View larger version (61K): [in this window] [in a new window]   Figure 1. Mean infarct volumes. Data are mean±SD. P indicates placebo; C, citicoline group; F, bFGF group; and CF, combination group. *The difference of the mean infarct volume was statistically significant for CF versus P, C, and F (P<0.05, Fisher test).

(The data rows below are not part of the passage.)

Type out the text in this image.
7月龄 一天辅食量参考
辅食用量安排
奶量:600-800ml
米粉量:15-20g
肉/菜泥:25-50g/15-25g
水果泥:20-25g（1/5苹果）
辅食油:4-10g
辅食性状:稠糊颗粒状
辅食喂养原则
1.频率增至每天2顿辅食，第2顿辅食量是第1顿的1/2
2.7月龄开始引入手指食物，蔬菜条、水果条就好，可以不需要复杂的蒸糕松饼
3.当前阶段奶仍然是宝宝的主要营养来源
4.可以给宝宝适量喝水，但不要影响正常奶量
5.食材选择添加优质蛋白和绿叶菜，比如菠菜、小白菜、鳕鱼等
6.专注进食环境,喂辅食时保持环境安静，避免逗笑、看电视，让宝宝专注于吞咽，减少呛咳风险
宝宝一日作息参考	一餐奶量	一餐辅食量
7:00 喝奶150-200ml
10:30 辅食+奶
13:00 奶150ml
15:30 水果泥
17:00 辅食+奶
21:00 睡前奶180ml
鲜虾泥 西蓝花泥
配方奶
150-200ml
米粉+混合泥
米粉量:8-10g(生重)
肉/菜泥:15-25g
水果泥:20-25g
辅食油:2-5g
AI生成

View larger version (48K): [in this window] [in a new window]   Figure 2. Cortical and subcortical infarct volumes. Data are mean±SD. P indicates placebo; C, citicoline group; F, bFGF group; and CF, combination group *The difference of the subcortical infarct volume was statistically significant for CF versus P, C, and F (P<0.05, Fisher test).

	Discussion

Top Abstract Introduction Materials and Methods Results Discussion References Introduction  References

 
The results of this study demonstrate to our knowledge for the first time that a low-dose combination of a growth factor (bFGF) and a neuroprotectant (citicoline) significantly reduces infarct volume after temporary focal cerebral ischemia. The reduction in infarct volume produced by the combination therapy versus placebo was 22% (Figure 1). The reduction was more effective in subcortical than in cortical areas of infarction (Figure 2). There was no treatment effect for either of the 2 compounds alone, nor were there significant side effects at the low doses used in this study. In particular, no significant decrease of blood pressure occurred in the bFGF-treated groups, since the chosen dose was below the reported hypotensive dose of 60 µg/kg per hour.^{12 32} No significant difference in weight loss, which is a known side effect after bFGF treatment, was observed among the groups during the experiment.¹⁰

The neuroprotective effects of bFGF and citicoline after experimental focal cerebral ischemia are well documented and include infarct reduction and improved neurological and behavioral outcome.^{1 4 8 12 18 19} Some of these studies demonstrated a dramatic neuroprotective effect with infarct reductions up to 50%.^{12 18} However, the doses used in these single compound studies with systemic administration were much higher than the ones we used for this experiment (500 mg/kg citicoline versus 250 mg/kg and 45 µg/kg per hour of bFGF versus 10 µg/kg per hour). To study possible synergy between citicoline and bFGF, the dosage level for each individual compound was purposely chosen on the basis of doses previously demonstrated not to be neuroprotective^{1 4} or empirically chosen below their reported neuroprotective efficiency.^{12 26} We confirm here that 250 mg/kg of citicoline and 10 µg/kg per hour of bFGF are not neuroprotective doses in this model of temporary focal cerebral ischemia. However, a combination of the same doses was able to achieve a significant neuroprotective effect versus placebo and each drug alone without producing any side effects. The exploration of the effectiveness of combination therapies for stroke seems rational since cerebral ischemia triggers a multitude of pathophysiological and biochemical events that affect the evolution of focal ischemic injury differently. Impeding different steps in the ischemic cascade with different therapeutic agents may not only synergistically enhance the neuroprotective effect but may also allow the use of lower doses of each drug and consecutively reduce side effects. This approach has been demonstrated to be promising in prior experimental studies^{1 2 3 4 19} and may serve as a future strategy for stroke therapy in humans. The combination of citicoline and bFGF is of special interest because both agents are currently under investigation in clinical trials and may be available for human stroke therapy in the near future.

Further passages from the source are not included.